Beware of Counterfeits
As I mentioned before, there are reasons for the strict regulation of these fasteners and fittings. Believe it or not, it all boils down to counterfeit hardware, which has been flooding the market since the 70s and has continued into the 21st century. The FAA terms this bogus hardware as “unapproved parts” and began an investigation into the use of faulty fasteners that started with the crash of Norwegian Flight 394 in 1989.
Partnair’s Convair CV-580 (Flight 394) crashed due to three counterfeit bolts and faulty APU mount. (Image credit: Gary Watt- Wikipedia)

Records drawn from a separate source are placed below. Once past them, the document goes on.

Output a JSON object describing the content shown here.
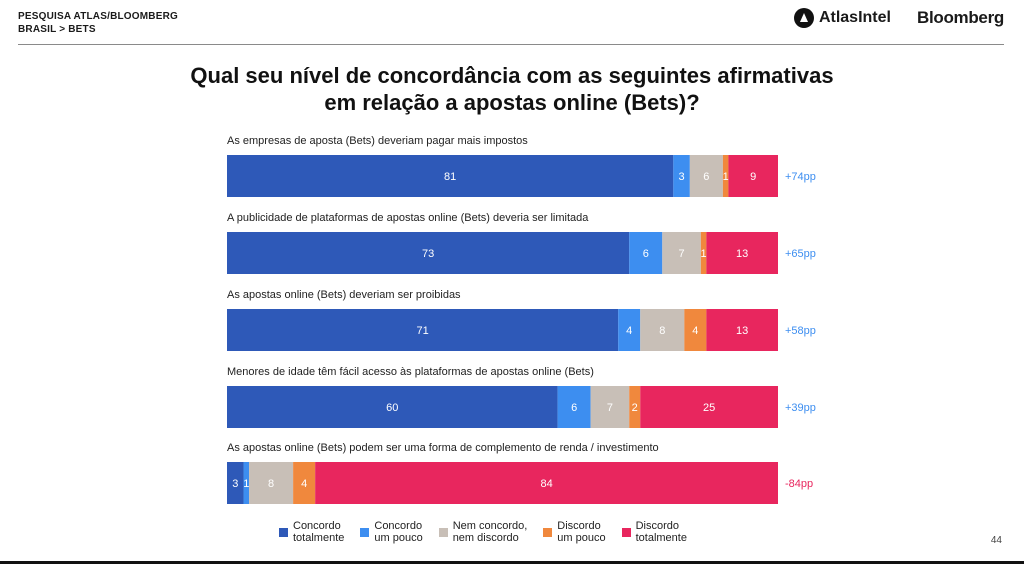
{
  "header": {
    "survey": "PESQUISA ATLAS/BLOOMBERG",
    "breadcrumb": "BRASIL > BETS",
    "logo_atlas": "AtlasIntel",
    "logo_bloomberg": "Bloomberg"
  },
  "title_line1": "Qual seu nível de concordância com as seguintes afirmativas",
  "title_line2": "em relação a apostas online (Bets)?",
  "page_number": "44",
  "chart_data": {
    "type": "bar",
    "orientation": "horizontal",
    "stacked": true,
    "title": "Qual seu nível de concordância com as seguintes afirmativas em relação a apostas online (Bets)?",
    "categories": [
      "As empresas de aposta (Bets) deveriam pagar mais impostos",
      "A publicidade de plataformas de apostas online (Bets) deveria ser limitada",
      "As apostas online (Bets) deveriam ser proibidas",
      "Menores de idade têm fácil acesso às plataformas de apostas online (Bets)",
      "As apostas online (Bets) podem ser uma forma de complemento de renda / investimento"
    ],
    "series": [
      {
        "name": "Concordo totalmente",
        "legend_lines": [
          "Concordo",
          "totalmente"
        ],
        "color": "#2e59b8",
        "values": [
          81,
          73,
          71,
          60,
          3
        ]
      },
      {
        "name": "Concordo um pouco",
        "legend_lines": [
          "Concordo",
          "um pouco"
        ],
        "color": "#3d8ef0",
        "values": [
          3,
          6,
          4,
          6,
          1
        ]
      },
      {
        "name": "Nem concordo, nem discordo",
        "legend_lines": [
          "Nem concordo,",
          "nem discordo"
        ],
        "color": "#c8bfb7",
        "values": [
          6,
          7,
          8,
          7,
          8
        ]
      },
      {
        "name": "Discordo um pouco",
        "legend_lines": [
          "Discordo",
          "um pouco"
        ],
        "color": "#f0883d",
        "values": [
          1,
          1,
          4,
          2,
          4
        ]
      },
      {
        "name": "Discordo totalmente",
        "legend_lines": [
          "Discordo",
          "totalmente"
        ],
        "color": "#e8265e",
        "values": [
          9,
          13,
          13,
          25,
          84
        ]
      }
    ],
    "net_labels": [
      "+74pp",
      "+65pp",
      "+58pp",
      "+39pp",
      "-84pp"
    ],
    "net_colors": {
      "positive": "#3d8ef0",
      "negative": "#e8265e"
    },
    "xlim": [
      0,
      100
    ],
    "value_label_color": "#ffffff",
    "legend_position": "bottom"
  }
}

After a two-year investigation into the downing of Flight 394, the NARI (Norwegian Aeronautical Research Institute) determined that three counterfeit bolts out of four used to secure the vertical fin to the fuselage gave way under stress. This coupled with a shoddy APU (auxiliary power unit) mount caused vibration (known as resonance), which eventually compromised the bolts’ integrity over a short time, resulting in failure. The accident sent shockwaves around the aviation industry and caught the attention of the Bush (Sr.) administration in 1990, which tasked the Department of Transportation to look into the sale and acquisition of unapproved parts.
A six-year investigation by the DOT resulted in 150 convictions and $47 million in fines from the illegal sale of those counterfeit parts. The ongoing investigations didn’t end there, as the FBI became involved and set up sting operations under Operation Skycrook to catch thieves stealing parts from other commercial craft and selling them “as new” to the aviation industry.

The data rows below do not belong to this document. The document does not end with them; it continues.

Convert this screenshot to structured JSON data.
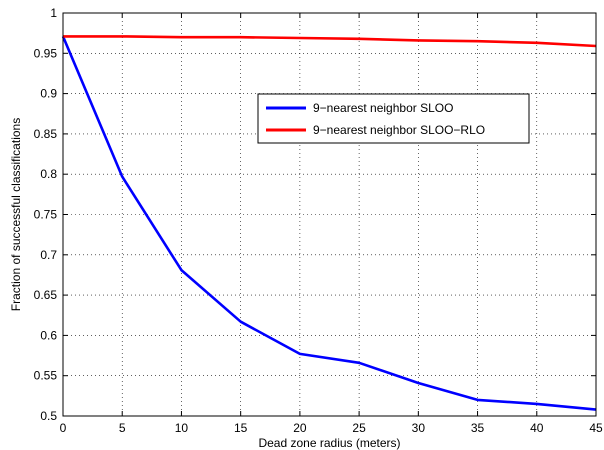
{
  "chart_data": {
    "type": "line",
    "title": "",
    "xlabel": "Dead zone radius (meters)",
    "ylabel": "Fraction of successful classifications",
    "xlim": [
      0,
      45
    ],
    "ylim": [
      0.5,
      1
    ],
    "xticks": [
      0,
      5,
      10,
      15,
      20,
      25,
      30,
      35,
      40,
      45
    ],
    "yticks": [
      0.5,
      0.55,
      0.6,
      0.65,
      0.7,
      0.75,
      0.8,
      0.85,
      0.9,
      0.95,
      1
    ],
    "grid": true,
    "legend_position": "center-right",
    "x": [
      0,
      5,
      10,
      15,
      20,
      25,
      30,
      35,
      40,
      45
    ],
    "series": [
      {
        "name": "9−nearest neighbor SLOO",
        "color": "#0000ff",
        "values": [
          0.971,
          0.797,
          0.681,
          0.617,
          0.577,
          0.566,
          0.541,
          0.52,
          0.515,
          0.508
        ]
      },
      {
        "name": "9−nearest neighbor SLOO−RLO",
        "color": "#ff0000",
        "values": [
          0.971,
          0.971,
          0.97,
          0.97,
          0.969,
          0.968,
          0.966,
          0.965,
          0.963,
          0.959
        ]
      }
    ]
  }
}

The amount of counterfeiting and illegal hardware acquisition that has gone on in the aviation industry is astounding. From 1973 to 1996 alone, the FAA found that unapproved hardware was responsible for 174 accidents that resulted in 17 fatalities and 39 injuries. What’s more, they also found there is an extensive underground industry that makes old and worn parts look like newly manufactured hardware, complete with forged documentation and signatures.
Selling, acquiring or manufacturing counterfeit aircraft hardware can result in jail time under the Aircraft Safety Act. (Image credit: Publicdomainpictures)

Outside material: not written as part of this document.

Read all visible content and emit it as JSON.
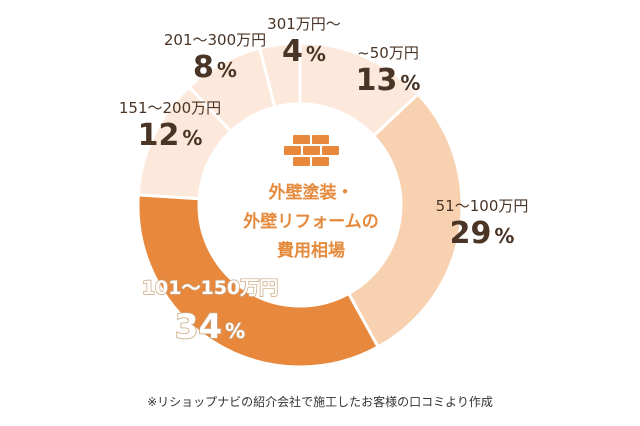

Commercial aviation wasn’t the only industry to find fakes in their inventory. Even the U.S. Air Force and Navy have been plagued by the influx of unapproved hardware, which resulted from the purchase “off-the-shelf” hardware that hadn’t undergone the rigorous quality control from reputable manufacturers. They have even been found on Air Force One, though they were only defective parts on a fire-extinguishing system rather than bogus fasteners.
As a way to combat the influx of counterfeit parts entering the aviation/aerospace industry, several laws have been put in place. For example, the Aircraft Safety Act (introduced in 2000) allows the government to actively target and prosecute any entity involved in the manufacturing, distribution, or sale of any bogus or illegally acquired aircraft hardware. Couple that act with those regulations mentioned earlier, and you can understand why it pays to buy legit.